Part of the problem is the rapid speed of the Holy War. Many women were in the historical crusades because the crusaders had land holdings and establishments where they had encroached themselves. The Holy War is practically a single non-stop march from Momemn to Shimeh. This situation changes what is feasible. I suppose Scott could have expanded the Holy War to ten books and stretch it over a two-hundred year period of back-and-forth fighting between the Fanim and Inithri with multiple crusades.

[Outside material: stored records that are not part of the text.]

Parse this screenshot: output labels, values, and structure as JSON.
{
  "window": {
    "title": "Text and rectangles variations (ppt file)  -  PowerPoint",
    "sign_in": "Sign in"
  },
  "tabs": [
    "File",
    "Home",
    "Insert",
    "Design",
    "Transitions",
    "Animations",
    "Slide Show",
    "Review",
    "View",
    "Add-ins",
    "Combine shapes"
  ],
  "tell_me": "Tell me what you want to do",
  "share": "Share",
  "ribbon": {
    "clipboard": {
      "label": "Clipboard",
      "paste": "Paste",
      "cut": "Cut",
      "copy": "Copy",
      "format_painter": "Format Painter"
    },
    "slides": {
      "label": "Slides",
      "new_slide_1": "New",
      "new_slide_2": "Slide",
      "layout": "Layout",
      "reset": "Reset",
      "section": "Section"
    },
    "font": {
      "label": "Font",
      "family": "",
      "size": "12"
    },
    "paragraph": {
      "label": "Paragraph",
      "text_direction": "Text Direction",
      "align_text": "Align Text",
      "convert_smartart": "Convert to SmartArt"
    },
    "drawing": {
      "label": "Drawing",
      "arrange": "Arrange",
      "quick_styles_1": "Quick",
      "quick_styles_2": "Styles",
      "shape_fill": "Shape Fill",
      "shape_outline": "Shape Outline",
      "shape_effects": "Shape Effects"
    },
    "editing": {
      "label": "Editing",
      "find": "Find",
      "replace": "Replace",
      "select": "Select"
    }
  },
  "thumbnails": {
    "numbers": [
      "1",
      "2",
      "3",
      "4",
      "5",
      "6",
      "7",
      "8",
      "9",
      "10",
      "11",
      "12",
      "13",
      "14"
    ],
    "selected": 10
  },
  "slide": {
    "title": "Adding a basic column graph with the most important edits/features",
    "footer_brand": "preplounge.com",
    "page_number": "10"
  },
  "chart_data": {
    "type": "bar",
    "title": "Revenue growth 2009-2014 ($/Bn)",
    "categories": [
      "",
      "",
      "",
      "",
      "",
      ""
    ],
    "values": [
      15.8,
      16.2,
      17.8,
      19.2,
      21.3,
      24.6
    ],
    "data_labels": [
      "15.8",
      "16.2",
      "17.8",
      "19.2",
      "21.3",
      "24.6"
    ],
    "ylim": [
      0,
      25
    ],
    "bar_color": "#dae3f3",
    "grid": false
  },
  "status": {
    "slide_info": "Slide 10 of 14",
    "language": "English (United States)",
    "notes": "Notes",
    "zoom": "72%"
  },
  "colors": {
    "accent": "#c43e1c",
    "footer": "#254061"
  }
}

Ran, on Feb 13 2009, 17.52, said:
Noblemen writing about other noblemen.
Bakker has POVs from a concubine, a whore, and an itinerant Mandati schoolman. Any of these could just as well have interacted with some non-objectified woman, if Bakker had wanted to do so. He didn't. Again, it's a conscious choice on his part to write something that was ... parareal, maybe? It's not any Middle Ages I know, but it's a particular take on a particular notion of the Middle Ages.
A concubine whose company were Kellhus, Cnaiur, and noblemen. A whore whose company and clients were noblemen. And an itinerant Mandati schoolman who was instructed to go along with the Holy War to watch Kellhus and who already had high connections with Conriyan nobility.
Edited by Matrim Fox Cauthon, 13 February 2009 - 06:10 PM.